Burke was first. But thanks to name recognition, the rise of Twitter, and whiteness, Milano got most of the credit (which she later shared with Burke). Of greater concern, at least to me, is where we go from here. As Burke pointedly told Ebony, her 2007 effort “wasn’t built to be a viral campaign or a hashtag that is here today and forgotten tomorrow.”
How can the millions of women who have bravely shared their stories—and the millions more who aren’t on Twitter or don’t wish to broadcast their pain on social media—keep this campaign from disappearing overnight? One answer lies in remembering how sexual harassment became a crime in the first place. Just as most people, including me, didn’t know until recently that Burke started “Me Too,” many aren’t aware that the earliest pioneers of sexual-harassment litigation were black women inspired by the civil-rights movement.
In 1975, nearly two decades before Anita Hill, now a professor at Brandeis, testified that she was sexually harassed by Supreme Court Justice Clarence Thomas, Carmita Wood resigned from her job at a Cornell University lab.
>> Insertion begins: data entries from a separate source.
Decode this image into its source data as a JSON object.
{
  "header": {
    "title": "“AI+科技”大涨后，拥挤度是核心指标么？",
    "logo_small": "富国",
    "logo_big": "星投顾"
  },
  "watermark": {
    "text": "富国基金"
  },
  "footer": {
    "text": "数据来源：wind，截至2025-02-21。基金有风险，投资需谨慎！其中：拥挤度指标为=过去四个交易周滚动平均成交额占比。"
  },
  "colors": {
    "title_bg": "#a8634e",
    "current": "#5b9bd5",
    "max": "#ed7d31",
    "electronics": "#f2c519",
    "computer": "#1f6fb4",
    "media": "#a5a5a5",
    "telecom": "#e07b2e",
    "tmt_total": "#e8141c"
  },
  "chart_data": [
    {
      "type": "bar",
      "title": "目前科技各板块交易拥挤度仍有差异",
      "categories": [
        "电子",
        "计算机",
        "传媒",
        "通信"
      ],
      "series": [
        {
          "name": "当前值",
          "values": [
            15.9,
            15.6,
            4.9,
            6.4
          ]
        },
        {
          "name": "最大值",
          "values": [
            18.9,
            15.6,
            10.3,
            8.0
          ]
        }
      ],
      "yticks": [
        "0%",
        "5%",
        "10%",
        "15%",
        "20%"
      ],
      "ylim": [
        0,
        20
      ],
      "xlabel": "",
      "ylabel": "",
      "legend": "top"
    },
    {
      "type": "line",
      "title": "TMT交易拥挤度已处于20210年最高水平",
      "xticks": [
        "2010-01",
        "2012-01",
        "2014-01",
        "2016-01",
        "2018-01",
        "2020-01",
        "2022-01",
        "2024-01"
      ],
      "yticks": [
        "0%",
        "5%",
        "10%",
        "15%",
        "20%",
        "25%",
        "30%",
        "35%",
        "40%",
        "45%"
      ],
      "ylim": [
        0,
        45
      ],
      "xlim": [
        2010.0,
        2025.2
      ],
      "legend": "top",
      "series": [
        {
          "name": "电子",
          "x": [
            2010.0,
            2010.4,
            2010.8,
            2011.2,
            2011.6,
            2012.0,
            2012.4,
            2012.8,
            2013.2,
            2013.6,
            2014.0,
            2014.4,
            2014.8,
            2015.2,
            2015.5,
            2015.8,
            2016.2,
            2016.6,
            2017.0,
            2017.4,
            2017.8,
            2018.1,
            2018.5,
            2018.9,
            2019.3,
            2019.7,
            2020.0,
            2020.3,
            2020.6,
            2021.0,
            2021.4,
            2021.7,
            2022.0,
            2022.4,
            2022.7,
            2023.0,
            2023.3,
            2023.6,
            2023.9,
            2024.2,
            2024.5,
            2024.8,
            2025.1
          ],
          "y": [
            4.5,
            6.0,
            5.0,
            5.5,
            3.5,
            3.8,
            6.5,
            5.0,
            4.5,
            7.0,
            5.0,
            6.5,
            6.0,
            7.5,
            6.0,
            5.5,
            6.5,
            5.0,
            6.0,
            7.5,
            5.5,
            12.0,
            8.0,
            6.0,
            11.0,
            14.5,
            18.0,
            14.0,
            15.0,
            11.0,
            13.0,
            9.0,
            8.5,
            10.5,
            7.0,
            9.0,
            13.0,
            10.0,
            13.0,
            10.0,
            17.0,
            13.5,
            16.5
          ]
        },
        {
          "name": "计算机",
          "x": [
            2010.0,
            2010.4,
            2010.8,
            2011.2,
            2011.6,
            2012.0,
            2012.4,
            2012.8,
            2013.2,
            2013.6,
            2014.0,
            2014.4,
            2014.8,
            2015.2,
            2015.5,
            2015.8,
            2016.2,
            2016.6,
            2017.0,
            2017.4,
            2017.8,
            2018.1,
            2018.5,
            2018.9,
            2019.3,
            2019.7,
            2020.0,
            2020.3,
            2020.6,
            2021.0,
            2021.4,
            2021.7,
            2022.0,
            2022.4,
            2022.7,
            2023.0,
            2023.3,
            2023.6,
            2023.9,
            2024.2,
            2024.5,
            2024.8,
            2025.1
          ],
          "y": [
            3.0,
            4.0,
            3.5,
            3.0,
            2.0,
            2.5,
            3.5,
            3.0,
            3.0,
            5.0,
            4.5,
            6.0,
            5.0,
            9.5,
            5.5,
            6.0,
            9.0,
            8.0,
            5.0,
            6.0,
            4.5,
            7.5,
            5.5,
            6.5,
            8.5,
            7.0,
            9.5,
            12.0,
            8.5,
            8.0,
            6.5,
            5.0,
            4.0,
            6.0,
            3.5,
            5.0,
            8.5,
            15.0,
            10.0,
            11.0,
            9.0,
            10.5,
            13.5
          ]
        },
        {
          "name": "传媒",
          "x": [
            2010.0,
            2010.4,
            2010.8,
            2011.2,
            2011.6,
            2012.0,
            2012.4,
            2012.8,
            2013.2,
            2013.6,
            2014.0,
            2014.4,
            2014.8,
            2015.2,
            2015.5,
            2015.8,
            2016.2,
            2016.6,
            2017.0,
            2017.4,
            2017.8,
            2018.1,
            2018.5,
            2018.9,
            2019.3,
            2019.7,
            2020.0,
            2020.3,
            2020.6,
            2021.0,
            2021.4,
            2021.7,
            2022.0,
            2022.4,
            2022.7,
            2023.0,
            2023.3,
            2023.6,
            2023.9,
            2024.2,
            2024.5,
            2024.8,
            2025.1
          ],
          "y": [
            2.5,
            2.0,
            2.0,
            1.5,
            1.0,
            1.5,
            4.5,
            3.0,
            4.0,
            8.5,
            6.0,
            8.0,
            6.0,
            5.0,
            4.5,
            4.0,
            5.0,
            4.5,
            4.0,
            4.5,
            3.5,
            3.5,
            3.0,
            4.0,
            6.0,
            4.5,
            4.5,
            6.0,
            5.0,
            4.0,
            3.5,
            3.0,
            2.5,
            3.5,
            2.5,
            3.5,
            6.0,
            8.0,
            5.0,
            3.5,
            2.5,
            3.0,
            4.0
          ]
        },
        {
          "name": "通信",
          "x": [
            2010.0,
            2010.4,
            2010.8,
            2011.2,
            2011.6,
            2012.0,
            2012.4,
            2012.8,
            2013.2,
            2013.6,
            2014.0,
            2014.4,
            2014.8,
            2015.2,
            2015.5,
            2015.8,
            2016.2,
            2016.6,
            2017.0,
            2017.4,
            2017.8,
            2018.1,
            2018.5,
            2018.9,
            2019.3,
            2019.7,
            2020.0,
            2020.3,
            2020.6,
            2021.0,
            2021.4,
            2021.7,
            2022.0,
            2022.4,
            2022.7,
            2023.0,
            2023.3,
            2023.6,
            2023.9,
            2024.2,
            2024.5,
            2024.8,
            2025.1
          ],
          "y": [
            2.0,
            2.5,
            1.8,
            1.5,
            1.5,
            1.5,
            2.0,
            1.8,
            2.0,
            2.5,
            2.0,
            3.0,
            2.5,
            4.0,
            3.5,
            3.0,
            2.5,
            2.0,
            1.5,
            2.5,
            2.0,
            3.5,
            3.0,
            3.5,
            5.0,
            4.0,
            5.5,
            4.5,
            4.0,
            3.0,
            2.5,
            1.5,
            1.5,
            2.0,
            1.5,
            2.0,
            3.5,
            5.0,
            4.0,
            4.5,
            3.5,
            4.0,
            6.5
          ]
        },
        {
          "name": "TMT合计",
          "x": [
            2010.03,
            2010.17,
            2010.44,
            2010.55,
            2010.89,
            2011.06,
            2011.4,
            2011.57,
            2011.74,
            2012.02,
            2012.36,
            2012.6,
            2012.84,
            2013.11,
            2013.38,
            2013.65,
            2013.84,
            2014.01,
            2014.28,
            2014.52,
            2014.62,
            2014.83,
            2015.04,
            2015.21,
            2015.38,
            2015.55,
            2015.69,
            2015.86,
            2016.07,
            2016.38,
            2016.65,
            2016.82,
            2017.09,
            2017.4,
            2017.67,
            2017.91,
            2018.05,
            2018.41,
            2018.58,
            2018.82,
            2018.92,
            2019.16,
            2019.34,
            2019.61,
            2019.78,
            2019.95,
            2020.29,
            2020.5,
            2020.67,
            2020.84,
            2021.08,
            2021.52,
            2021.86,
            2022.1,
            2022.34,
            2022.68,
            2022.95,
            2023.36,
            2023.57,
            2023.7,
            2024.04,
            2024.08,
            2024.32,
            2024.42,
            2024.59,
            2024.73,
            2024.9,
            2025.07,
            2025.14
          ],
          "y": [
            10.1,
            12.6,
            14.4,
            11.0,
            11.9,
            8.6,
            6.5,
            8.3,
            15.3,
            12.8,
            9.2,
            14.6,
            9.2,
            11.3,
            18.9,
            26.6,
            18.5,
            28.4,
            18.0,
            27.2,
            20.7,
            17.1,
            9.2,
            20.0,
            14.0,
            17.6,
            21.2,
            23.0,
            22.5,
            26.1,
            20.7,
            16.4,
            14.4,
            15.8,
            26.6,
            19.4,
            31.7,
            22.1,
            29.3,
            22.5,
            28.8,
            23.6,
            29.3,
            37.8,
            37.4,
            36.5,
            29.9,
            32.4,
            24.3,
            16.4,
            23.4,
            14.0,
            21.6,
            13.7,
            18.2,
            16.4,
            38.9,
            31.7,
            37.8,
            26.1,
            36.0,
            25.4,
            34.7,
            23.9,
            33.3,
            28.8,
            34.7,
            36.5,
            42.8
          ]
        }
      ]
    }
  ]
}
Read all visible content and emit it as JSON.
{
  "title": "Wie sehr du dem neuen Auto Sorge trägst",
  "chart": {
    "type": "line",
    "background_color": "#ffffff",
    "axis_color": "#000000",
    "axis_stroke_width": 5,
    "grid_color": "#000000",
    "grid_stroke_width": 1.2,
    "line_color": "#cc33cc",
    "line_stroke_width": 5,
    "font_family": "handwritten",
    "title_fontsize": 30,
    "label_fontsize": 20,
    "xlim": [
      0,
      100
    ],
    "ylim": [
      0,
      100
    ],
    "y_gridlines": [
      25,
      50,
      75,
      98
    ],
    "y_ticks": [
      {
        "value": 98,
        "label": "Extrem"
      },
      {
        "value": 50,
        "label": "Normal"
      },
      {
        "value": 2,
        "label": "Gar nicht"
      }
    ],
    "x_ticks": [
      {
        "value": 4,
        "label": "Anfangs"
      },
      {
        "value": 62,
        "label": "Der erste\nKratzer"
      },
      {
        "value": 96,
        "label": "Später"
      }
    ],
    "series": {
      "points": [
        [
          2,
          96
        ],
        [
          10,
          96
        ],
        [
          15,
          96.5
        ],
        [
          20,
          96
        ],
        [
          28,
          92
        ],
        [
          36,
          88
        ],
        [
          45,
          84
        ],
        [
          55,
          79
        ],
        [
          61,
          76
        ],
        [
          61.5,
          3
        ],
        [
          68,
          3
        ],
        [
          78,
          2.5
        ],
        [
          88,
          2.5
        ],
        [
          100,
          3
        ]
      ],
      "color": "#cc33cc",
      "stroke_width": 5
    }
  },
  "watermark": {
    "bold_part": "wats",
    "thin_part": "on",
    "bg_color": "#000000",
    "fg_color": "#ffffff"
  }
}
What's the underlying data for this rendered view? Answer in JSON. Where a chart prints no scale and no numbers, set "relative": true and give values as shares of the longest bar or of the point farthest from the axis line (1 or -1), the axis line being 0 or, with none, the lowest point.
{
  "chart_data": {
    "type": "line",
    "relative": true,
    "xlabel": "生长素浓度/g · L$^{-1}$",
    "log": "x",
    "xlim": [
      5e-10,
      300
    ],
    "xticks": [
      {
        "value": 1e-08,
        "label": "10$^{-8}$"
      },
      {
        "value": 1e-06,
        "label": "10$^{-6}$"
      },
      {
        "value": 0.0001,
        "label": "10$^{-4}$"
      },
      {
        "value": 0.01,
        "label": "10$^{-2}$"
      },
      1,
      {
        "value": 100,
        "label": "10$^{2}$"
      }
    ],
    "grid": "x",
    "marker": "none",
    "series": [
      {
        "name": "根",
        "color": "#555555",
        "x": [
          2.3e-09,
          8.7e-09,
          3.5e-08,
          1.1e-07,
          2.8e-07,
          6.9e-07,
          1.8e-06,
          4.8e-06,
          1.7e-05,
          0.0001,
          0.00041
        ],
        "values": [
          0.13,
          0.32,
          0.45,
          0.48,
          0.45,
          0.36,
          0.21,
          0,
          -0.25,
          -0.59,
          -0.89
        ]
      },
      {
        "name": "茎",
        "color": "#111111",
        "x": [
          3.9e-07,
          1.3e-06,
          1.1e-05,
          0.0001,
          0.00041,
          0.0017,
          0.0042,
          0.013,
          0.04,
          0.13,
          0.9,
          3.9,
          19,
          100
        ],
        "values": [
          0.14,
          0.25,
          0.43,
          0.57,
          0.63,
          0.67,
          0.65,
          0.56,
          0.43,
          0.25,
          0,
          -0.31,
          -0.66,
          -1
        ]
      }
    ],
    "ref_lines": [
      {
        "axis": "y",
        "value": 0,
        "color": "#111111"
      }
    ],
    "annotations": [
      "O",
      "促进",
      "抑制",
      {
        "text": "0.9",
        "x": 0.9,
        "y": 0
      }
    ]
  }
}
Wood was experiencing physical problems due to the stress of interacting with her boss, who would often pin her against her desk with his body and describe how aroused he was. She tried to transfer, but her transfer was denied, so she quit and filed for unemployment benefits. The benefits were denied on the grounds that she had left her job “voluntarily” and for “personal reasons.”
With activists from Cornell’s Human Affairs Office and civil-rights lawyers like Eleanor Holmes Norton—who was, at the time, NYC’s commissioner of human rights—Wood helped found Working Women United. The group held speak-outs to illuminate the scope of a problem newly called sexual harassment, but it didn’t stop there. Norton drafted an anti–sexual harassment clause for affirmative-action agreements, a precursor to the sexual-harassment guidelines she would issue in 1980 as chair of the US Equal Employment Opportunity Commission (EEOC).